IG: Claro que a diferença é abismal. Nós sabemos que o futebol masculino tem outro objectivo, é claro que está ainda acima, mas estamos a percorrer já este caminho e aos poucos as coisas já vão melhorando.
É nossa responsabilidade, temos de fazer por merecer, temos ainda uma estrada, estamos à procura de resultados positivos.
Demonstrar competência, organização de trabalho e sei que vamos chegar lá num futuro breve.
ANGOP: Quantas treinadoras com licença D, C E B o país regista?
IG: Com licença D, o país regista uma média de 30 senhoras feitas no grupo de 2024, e com a C fizeram mais 10 mulheres, este ano, aguarda-se agora formação para licença B, para inserir mais senhoras para atingirmos este feito, ainda não existente localmente.
ANGOP: Está há muito tempo nas lides do futebol. Qual é o seu sonho?
IG: Bom, o meu sonho primeiramente é conquistar tudo aquilo que não conquistei como atleta. Sonhava jogar o mundial, os Jogos Olímpicos, ganhar o Campeonato Africano, ganhar uma COSAFA.
Como dirigente vou percorrer estes objectivos, que não alcancei como futebolista.
Sonho com a conquista da COSAFA, prova em que fui finalista, e espero ver Angola no Campeonato do Mundo e Jogos Olímpicos.
Perfil:
Licenciada em Administração Pública e Gestão de Empresa e pós-graduada em gestão desportiva, Irene Gonçalves é, até ao momento, a melhor marcadora angolana, com um total de 33 golos, ao serviço da Selecção Nacional.
Retirada há mais de 10 anos, a atacante foi apelidada de “Demolidora” pela sua criatividade e pelo faro para o golo, destacando-se no seu clube, o Progresso Associação Sambizanga, e nas selecções nacionais.
Irene Gonçalves foi a primeira mulher a marcar um golo para Angola num torneio feminino do CAN. Também fez história ao marcar 22 golos num só jogo, marca que pode constituir-se em recorde mundial.
O feito ocorreu em Março de 2020 numa partida em que o seu Progresso Sambizanga goleou o FC Bravos do Maquis, por 30-0, e desde então ganhou o apelido de “Demolidora”.
Anunciou o fim da sua carreira como jogadora, em 2012, iniciando um processo de captação de talentos no gênero que a levou a liderar o projecto de implantação do futebol feminino no clube 1.º de Agosto.
Na sua época, o futebol feminino angolano, actual 151º do ranking mundial, chegou a atingir, em 2003, o top 100, ao figurar na 83,ª posição.
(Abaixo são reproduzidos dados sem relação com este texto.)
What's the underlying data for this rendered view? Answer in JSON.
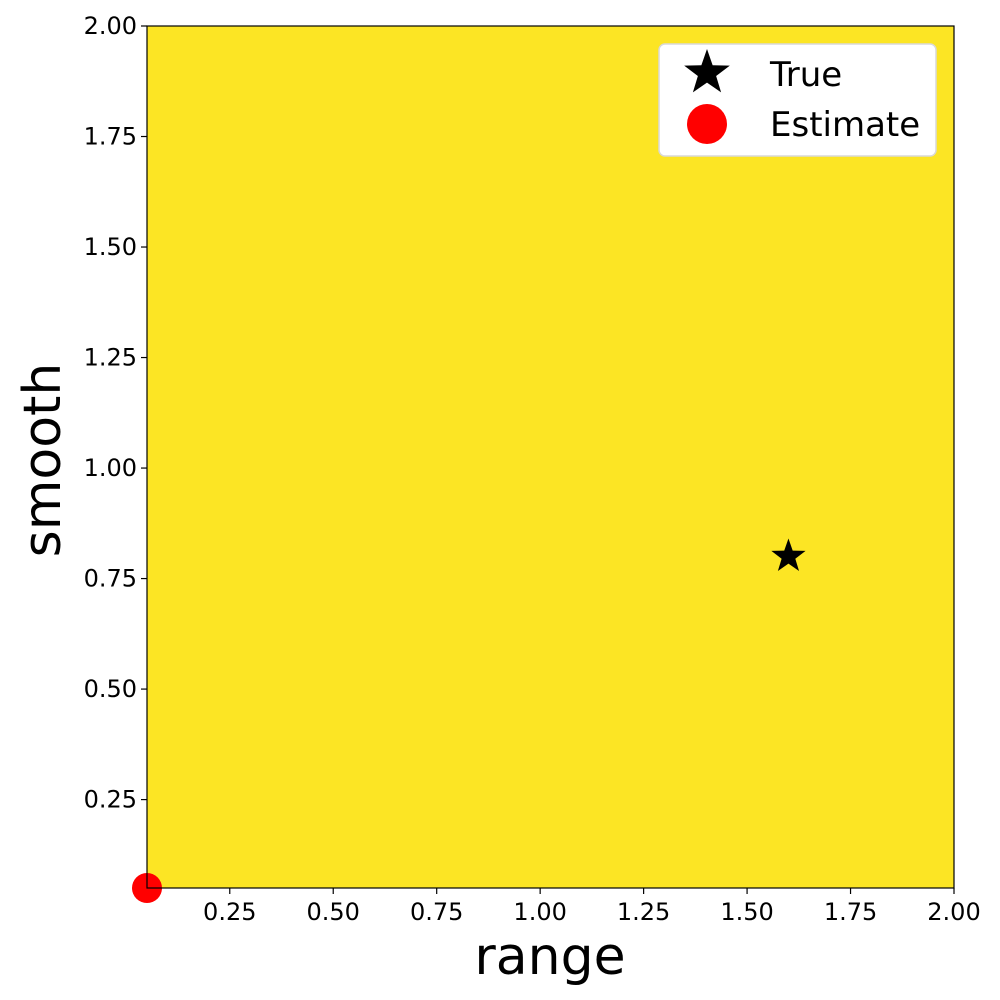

Nome: Irene Maria Duarte Gonçalves
Apelido: Demolidora
Data de nascimento: 11 de Dezembro de 1984 (40 anos de idade)
Estado civil: Solteira
Altura: 1.75m
Posição: Avançado
Cor: Branca
Perfume: Miss Dior
Prato preferido: Feijoada
Filhos: Um
Livro: Por onde for o teu passo, lá esteja o teu coração
Melhor viagem: Madrid
Melhor momento da carreira: Quando marcou, em Março de 2010, um golo no Estádio de Ombaka, totalmente lotado.